Alleyn laid an official-looking document on the breakfast-table and stared at his mother.

‘What can you be talking about?’ he said.

‘Don’t be stupid, darling. I am going to do the London season.’

‘Have you taken leave of your senses?’

‘I think perhaps I have. I have told George and Grace that I will bring Sarah out this coming season. Here is a letter from George and here is another from Grace. Government House, Suva. They think it charming of me to offer.’

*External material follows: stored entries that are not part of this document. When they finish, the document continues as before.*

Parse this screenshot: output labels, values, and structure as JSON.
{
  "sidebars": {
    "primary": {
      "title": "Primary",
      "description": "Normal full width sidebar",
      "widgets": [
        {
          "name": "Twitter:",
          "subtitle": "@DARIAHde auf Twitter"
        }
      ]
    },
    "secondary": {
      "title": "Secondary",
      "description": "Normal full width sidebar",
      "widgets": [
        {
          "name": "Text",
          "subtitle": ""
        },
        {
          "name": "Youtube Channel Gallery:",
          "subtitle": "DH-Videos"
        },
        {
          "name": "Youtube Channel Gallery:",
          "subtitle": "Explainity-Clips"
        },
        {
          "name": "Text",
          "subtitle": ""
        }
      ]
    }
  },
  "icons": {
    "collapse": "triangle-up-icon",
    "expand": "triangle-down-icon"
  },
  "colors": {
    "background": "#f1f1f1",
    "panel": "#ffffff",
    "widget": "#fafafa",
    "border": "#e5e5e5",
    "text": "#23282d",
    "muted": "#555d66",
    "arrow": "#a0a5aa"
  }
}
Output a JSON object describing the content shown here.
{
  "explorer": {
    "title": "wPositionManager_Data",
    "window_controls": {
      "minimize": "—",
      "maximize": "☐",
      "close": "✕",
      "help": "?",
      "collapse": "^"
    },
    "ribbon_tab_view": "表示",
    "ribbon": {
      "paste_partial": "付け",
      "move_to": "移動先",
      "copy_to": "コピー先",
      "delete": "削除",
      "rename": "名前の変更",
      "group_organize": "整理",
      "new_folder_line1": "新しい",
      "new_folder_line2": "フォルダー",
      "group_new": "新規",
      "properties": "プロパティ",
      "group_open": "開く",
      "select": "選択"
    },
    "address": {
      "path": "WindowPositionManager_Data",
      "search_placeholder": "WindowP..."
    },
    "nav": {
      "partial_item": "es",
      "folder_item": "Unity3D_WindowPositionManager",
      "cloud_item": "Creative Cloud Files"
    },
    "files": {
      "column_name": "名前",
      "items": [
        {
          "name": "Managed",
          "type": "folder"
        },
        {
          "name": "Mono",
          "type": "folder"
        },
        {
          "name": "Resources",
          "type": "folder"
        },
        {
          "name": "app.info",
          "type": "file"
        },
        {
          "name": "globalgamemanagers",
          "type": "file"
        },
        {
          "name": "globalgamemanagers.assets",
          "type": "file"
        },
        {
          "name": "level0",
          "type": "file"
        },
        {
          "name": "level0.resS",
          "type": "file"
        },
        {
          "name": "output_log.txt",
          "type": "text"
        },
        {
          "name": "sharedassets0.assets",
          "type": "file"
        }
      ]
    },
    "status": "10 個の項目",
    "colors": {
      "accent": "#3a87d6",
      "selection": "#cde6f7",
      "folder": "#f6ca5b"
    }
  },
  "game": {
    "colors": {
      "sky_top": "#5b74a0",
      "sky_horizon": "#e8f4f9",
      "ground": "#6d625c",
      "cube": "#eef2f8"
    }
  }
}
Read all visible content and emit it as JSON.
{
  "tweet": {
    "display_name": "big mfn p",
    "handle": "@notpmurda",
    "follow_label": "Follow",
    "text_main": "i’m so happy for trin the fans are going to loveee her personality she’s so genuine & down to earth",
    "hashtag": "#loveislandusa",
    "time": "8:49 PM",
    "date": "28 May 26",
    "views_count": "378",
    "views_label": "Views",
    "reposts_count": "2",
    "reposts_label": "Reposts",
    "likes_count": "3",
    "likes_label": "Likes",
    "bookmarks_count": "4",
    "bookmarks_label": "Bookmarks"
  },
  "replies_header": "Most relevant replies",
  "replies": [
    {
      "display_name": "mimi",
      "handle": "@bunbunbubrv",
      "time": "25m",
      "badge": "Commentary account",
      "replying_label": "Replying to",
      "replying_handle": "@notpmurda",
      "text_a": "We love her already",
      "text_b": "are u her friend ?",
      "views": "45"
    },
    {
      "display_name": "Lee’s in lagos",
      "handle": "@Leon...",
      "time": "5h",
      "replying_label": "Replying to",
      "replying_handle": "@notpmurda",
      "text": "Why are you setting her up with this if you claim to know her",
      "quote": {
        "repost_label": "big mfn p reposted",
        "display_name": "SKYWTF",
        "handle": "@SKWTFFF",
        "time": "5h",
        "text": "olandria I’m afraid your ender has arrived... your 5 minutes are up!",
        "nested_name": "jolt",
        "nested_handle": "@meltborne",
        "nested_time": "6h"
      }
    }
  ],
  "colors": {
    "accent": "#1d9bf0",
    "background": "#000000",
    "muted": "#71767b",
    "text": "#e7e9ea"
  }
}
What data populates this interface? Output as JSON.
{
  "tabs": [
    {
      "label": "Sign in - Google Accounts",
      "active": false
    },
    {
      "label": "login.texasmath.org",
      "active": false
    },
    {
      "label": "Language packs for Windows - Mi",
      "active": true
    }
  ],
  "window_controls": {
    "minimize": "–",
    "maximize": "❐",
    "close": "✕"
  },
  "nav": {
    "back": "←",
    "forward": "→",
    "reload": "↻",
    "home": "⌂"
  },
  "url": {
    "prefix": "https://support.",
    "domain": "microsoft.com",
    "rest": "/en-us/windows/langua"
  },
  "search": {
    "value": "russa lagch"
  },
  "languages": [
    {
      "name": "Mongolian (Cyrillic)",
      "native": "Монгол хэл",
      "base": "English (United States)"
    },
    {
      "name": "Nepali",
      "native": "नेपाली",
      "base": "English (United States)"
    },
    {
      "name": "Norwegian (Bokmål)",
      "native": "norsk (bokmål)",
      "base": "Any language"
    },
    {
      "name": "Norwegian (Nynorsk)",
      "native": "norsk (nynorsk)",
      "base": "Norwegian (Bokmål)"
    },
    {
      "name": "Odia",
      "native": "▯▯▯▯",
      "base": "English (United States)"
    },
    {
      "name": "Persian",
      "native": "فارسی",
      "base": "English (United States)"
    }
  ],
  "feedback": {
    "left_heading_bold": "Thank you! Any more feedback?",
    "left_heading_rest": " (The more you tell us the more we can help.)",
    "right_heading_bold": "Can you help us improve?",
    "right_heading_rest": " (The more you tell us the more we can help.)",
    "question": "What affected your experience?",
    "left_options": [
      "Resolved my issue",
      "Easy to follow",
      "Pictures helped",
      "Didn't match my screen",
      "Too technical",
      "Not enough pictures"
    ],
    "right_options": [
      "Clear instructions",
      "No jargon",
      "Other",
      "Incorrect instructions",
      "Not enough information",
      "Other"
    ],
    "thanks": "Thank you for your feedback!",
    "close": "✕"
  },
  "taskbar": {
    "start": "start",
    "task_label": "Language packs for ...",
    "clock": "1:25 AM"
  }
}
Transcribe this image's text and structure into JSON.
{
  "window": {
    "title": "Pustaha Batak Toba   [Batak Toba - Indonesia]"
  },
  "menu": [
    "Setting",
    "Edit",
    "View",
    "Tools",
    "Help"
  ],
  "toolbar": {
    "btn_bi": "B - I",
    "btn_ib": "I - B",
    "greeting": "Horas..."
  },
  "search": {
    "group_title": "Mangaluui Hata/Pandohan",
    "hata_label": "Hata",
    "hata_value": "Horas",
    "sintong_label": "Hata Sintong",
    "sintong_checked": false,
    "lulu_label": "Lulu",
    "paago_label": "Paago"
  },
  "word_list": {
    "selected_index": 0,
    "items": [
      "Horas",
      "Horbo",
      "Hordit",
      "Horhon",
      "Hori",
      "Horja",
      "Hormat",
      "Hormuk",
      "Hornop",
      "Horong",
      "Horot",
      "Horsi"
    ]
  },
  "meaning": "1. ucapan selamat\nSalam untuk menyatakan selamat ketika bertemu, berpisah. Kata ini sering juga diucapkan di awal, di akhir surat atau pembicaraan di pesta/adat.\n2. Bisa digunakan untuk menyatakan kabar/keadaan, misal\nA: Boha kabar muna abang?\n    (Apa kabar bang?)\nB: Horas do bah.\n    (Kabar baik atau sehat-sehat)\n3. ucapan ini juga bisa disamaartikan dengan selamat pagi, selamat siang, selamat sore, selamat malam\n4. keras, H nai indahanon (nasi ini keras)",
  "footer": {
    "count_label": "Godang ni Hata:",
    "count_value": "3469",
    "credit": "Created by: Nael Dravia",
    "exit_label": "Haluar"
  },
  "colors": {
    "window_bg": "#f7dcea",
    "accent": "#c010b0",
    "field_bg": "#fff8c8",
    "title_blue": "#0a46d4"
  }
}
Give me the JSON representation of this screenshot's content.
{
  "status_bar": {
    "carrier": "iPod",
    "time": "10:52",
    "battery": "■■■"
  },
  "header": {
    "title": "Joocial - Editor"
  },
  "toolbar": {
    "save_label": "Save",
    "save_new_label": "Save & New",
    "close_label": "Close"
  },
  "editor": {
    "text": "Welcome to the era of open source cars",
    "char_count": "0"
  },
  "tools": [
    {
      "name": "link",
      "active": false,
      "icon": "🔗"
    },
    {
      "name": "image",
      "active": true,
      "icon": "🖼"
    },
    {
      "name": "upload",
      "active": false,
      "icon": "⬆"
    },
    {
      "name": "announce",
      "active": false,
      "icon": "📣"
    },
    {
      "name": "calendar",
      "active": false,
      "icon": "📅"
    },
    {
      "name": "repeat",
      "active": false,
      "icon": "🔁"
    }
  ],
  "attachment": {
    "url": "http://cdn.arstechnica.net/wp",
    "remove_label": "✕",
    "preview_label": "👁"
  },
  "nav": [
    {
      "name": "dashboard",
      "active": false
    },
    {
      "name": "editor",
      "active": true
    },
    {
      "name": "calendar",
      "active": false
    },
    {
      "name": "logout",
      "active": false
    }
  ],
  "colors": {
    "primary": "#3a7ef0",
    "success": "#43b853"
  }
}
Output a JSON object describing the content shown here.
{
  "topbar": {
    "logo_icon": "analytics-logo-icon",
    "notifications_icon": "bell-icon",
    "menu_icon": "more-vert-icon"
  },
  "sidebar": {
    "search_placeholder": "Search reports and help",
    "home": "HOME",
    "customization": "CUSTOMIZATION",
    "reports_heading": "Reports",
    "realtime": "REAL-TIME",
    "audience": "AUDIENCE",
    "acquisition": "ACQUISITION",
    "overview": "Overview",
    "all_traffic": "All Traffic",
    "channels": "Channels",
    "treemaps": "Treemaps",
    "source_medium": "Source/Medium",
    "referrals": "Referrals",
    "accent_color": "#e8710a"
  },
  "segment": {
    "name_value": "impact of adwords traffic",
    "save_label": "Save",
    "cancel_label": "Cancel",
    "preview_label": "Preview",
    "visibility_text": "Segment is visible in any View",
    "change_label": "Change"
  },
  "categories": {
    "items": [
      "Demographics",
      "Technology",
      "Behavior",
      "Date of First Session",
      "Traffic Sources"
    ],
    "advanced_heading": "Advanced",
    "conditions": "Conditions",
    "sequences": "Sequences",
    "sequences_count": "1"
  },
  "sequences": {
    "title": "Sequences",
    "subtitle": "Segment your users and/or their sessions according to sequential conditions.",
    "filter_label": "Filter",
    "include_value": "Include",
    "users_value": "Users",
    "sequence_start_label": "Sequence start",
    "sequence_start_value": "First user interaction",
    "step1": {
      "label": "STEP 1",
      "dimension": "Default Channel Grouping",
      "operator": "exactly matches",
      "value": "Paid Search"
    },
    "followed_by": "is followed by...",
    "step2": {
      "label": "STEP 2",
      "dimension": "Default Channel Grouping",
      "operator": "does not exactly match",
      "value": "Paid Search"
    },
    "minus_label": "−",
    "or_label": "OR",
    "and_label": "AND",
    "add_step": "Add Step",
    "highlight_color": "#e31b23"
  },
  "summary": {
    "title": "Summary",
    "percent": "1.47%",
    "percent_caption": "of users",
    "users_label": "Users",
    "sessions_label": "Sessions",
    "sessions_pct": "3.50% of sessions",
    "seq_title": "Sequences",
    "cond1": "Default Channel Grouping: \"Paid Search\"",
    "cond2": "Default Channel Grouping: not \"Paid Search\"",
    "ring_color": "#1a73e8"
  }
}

‘Good Lord, mama,’ said Alleyn, ‘you must be demented. Do you know what this means?’

‘I believe I do. It means that I must take a flat in London. It means that I must look up all sorts of people who will turn out to be dead or divorced or remarried. It means that I must give little luncheon-parties and cocktail-parties and exchange cutlets with hard-working mothers. It means that I must sit in ballrooms praising other women’s grand-daughters and securing young men for my own. I shall be up until four o’clock five nights out of seven and I’m afraid, darling, that my black lace and my silver charmeuse will not be quite equal to the strain. So that in addition to buying clothes for Sarah I shall have to buy some for myself. And I should like to know what you think about that, Roderick?’

‘I think it is all utterly preposterous. Why the devil can’t George and Grace bring Sarah out themselves?’

‘Because they are in Fiji, darling.’

‘Well, why can’t she stay in until they return?’

‘George’s appointment is for four years. In four years your niece will be twenty-two. An elderly sort of débutante.’

‘Why has Sarah got to come out? Why can’t she simply emerge?’

‘That I cannot tell you, but George and Grace certainly could. I rather see it, I must say, Roderick. A girl has such fun doing her first season. There is nothing like it, ever again. And now we have gone back to chaperones and all the rest of it, it really does seem to have some of the old glamour.’